En comparación, hasta la publicidad que producíamos para cierta empresa tabacalera resultaba ser más considerada con sus consumidores que este cáncer emocional llamado coaching, el cual se empeña en desollarte el espíritu al tiempo que te grita al oído que todo saldrá bien, siempre y cuando le eches las suficientes ganas.
Una empresa que contrata un gurú del éxito empresarial es como una compañía de teatro que monta Macbeth con un sol sonriente y coloridas flores en la escenografía. Dicho de otro modo: mientras esta pieza del dramaturgo inglés es el preludio a la quiebra de toda compañía teatral, los gurús empresariales son el equivalente shakespeariano de aquellas empresas que deciden contratarlos. Ni mil ollas de oro al final de su arcoíris acartonado podrán salvar esa nave del naufragio. El quiebre financiero y espiritual empieza el mismo día en que decides darle la espalda a esa infelicidad que con tanto cuidado escogiste, como aquella carrera de humanidades que decidiste estudiar contra toda protesta de tus padres.
A fin de cuentas, esa es la única felicidad: elegir la mejor infelicidad posible. No me imagino, por ejemplo, qué será de mi perro el día que logre atraparse la cola de un mordisco. Hay quienes cada mañana se levantan para ir a un trabajo que detestan, otras personas madrugan a lo largo del año para entrenar y correr un maratón, algunos asisten a la facultad en busca de un título universitario y no faltará quien sólo quiera ensanchar su cuenta bancaria a costa de arruinar sus relaciones personales. Cada quien tiene, pues, un clavo ardiendo al cual agarrarse. Qué mejor razón entonces para emborracharse el fin de semana que el hecho de que no haya pasado nada extraordinario; celebrar que no hay nada que celebrar. Incluso celebrar una derrota, aunque este placer sea más complicado de justificar que el explicarle a un extranjero el porqué a los mexicanos nos encantan los dulces con picante.

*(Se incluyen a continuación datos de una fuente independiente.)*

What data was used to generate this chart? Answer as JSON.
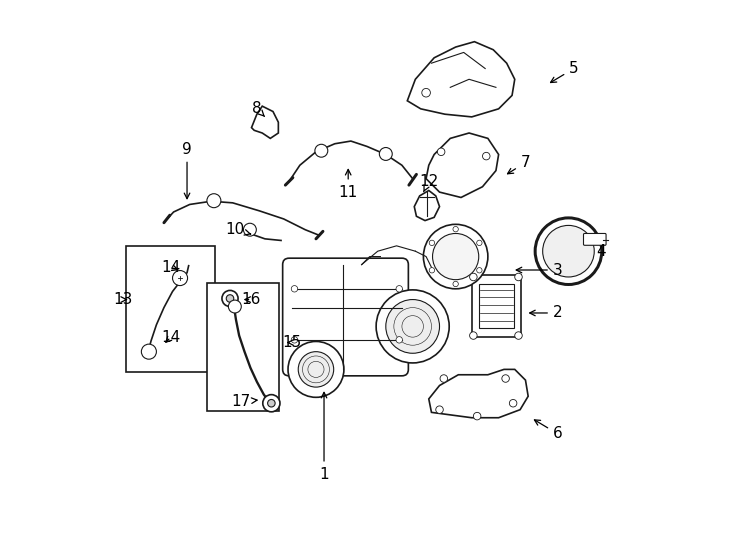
{
  "bg_color": "#ffffff",
  "line_color": "#1a1a1a",
  "labels_and_arrows": [
    [
      1,
      0.42,
      0.12,
      0.42,
      0.28
    ],
    [
      2,
      0.855,
      0.42,
      0.795,
      0.42
    ],
    [
      3,
      0.855,
      0.5,
      0.77,
      0.5
    ],
    [
      4,
      0.935,
      0.535,
      0.935,
      0.535
    ],
    [
      5,
      0.885,
      0.875,
      0.835,
      0.845
    ],
    [
      6,
      0.855,
      0.195,
      0.805,
      0.225
    ],
    [
      7,
      0.795,
      0.7,
      0.755,
      0.675
    ],
    [
      8,
      0.295,
      0.8,
      0.31,
      0.785
    ],
    [
      9,
      0.165,
      0.725,
      0.165,
      0.625
    ],
    [
      10,
      0.255,
      0.575,
      0.29,
      0.565
    ],
    [
      11,
      0.465,
      0.645,
      0.465,
      0.695
    ],
    [
      12,
      0.615,
      0.665,
      0.605,
      0.645
    ],
    [
      13,
      0.045,
      0.445,
      0.06,
      0.445
    ],
    [
      14,
      0.135,
      0.505,
      0.155,
      0.498
    ],
    [
      15,
      0.36,
      0.365,
      0.345,
      0.365
    ],
    [
      16,
      0.285,
      0.445,
      0.265,
      0.445
    ],
    [
      17,
      0.265,
      0.255,
      0.298,
      0.258
    ]
  ],
  "extra_labels": [
    [
      14,
      0.135,
      0.375,
      0.12,
      0.36
    ]
  ]
}
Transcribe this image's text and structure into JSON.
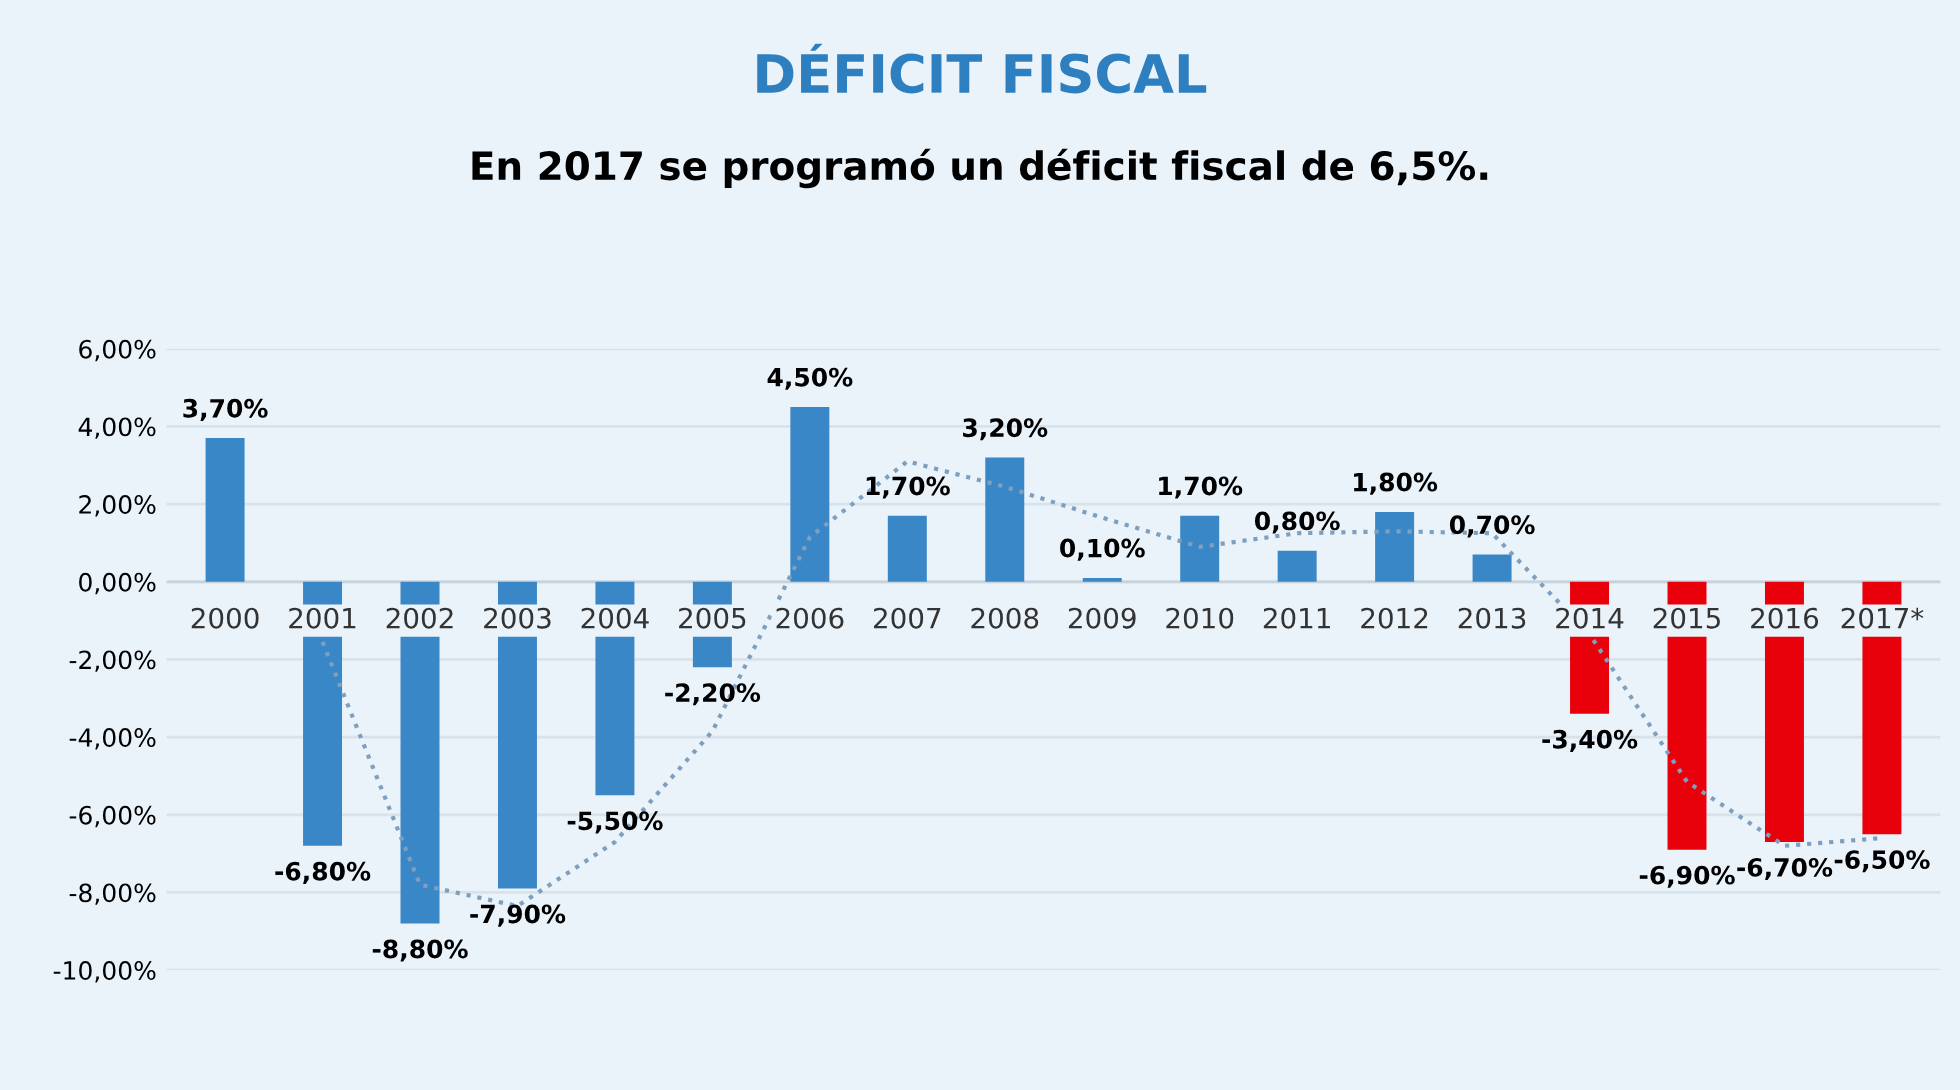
{
  "chart_data": {
    "type": "bar",
    "title": "DÉFICIT FISCAL",
    "subtitle": "En 2017 se programó un déficit fiscal de 6,5%.",
    "categories": [
      "2000",
      "2001",
      "2002",
      "2003",
      "2004",
      "2005",
      "2006",
      "2007",
      "2008",
      "2009",
      "2010",
      "2011",
      "2012",
      "2013",
      "2014",
      "2015",
      "2016",
      "2017*"
    ],
    "series": [
      {
        "colors": [
          "#3a87c8",
          "#3a87c8",
          "#3a87c8",
          "#3a87c8",
          "#3a87c8",
          "#3a87c8",
          "#3a87c8",
          "#3a87c8",
          "#3a87c8",
          "#3a87c8",
          "#3a87c8",
          "#3a87c8",
          "#3a87c8",
          "#3a87c8",
          "#e8000b",
          "#e8000b",
          "#e8000b",
          "#e8000b"
        ],
        "values": [
          3.7,
          -6.8,
          -8.8,
          -7.9,
          -5.5,
          -2.2,
          4.5,
          1.7,
          3.2,
          0.1,
          1.7,
          0.8,
          1.8,
          0.7,
          -3.4,
          -6.9,
          -6.7,
          -6.5
        ],
        "value_labels": [
          "3,70%",
          "-6,80%",
          "-8,80%",
          "-7,90%",
          "-5,50%",
          "-2,20%",
          "4,50%",
          "1,70%",
          "3,20%",
          "0,10%",
          "1,70%",
          "0,80%",
          "1,80%",
          "0,70%",
          "-3,40%",
          "-6,90%",
          "-6,70%",
          "-6,50%"
        ]
      },
      {
        "type": "line",
        "color": "#7f9fbf",
        "line_style": "dotted",
        "values": [
          null,
          -1.55,
          -7.8,
          -8.35,
          -6.7,
          -3.85,
          1.15,
          3.1,
          2.45,
          1.65,
          0.9,
          1.25,
          1.3,
          1.25,
          -1.35,
          -5.15,
          -6.8,
          -6.6
        ]
      }
    ],
    "ylim": [
      -10,
      6
    ],
    "yticks": [
      {
        "value": 6,
        "label": "6,00%"
      },
      {
        "value": 4,
        "label": "4,00%"
      },
      {
        "value": 2,
        "label": "2,00%"
      },
      {
        "value": 0,
        "label": "0,00%"
      },
      {
        "value": -2,
        "label": "-2,00%"
      },
      {
        "value": -4,
        "label": "-4,00%"
      },
      {
        "value": -6,
        "label": "-6,00%"
      },
      {
        "value": -8,
        "label": "-8,00%"
      },
      {
        "value": -10,
        "label": "-10,00%"
      }
    ],
    "grid": "y",
    "legend": false
  }
}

A final de cuentas, muchas veces seguimos sin entender que “existe una probabilidad altísima de que nunca nos pasen cosas extraordinarias”. Como ha dicho mi amigo Ángel, “no todo desciende de grandezas, hay ruinas de lo mínimo, escombros de algún día donde no pasó nada”. Por el contrario, brindar por algún éxito personal, por una promoción laboral o un triunfo deportivo es atragantarse de gloria, como el niño que se empalaga al tomar refresco de naranja para pasarse el merengue del pastel en las fiestas de cumpleaños.
Algún mérito habrá, por el contrario, en que ni siquiera renuncié a mi trabajo en la agencia de publicidad porque llegó antes la factura de la renta. De cualquier forma, tener ese trabajo godín tampoco podía ser tan malo. Como diría la señora de la limpieza que recoge el vómito y las excreciones que dejó un comensal insaciable después de reventar en la película The Meaning of Life de Monty Python: “Oh, I've worked in worse places, philosophically speaking”.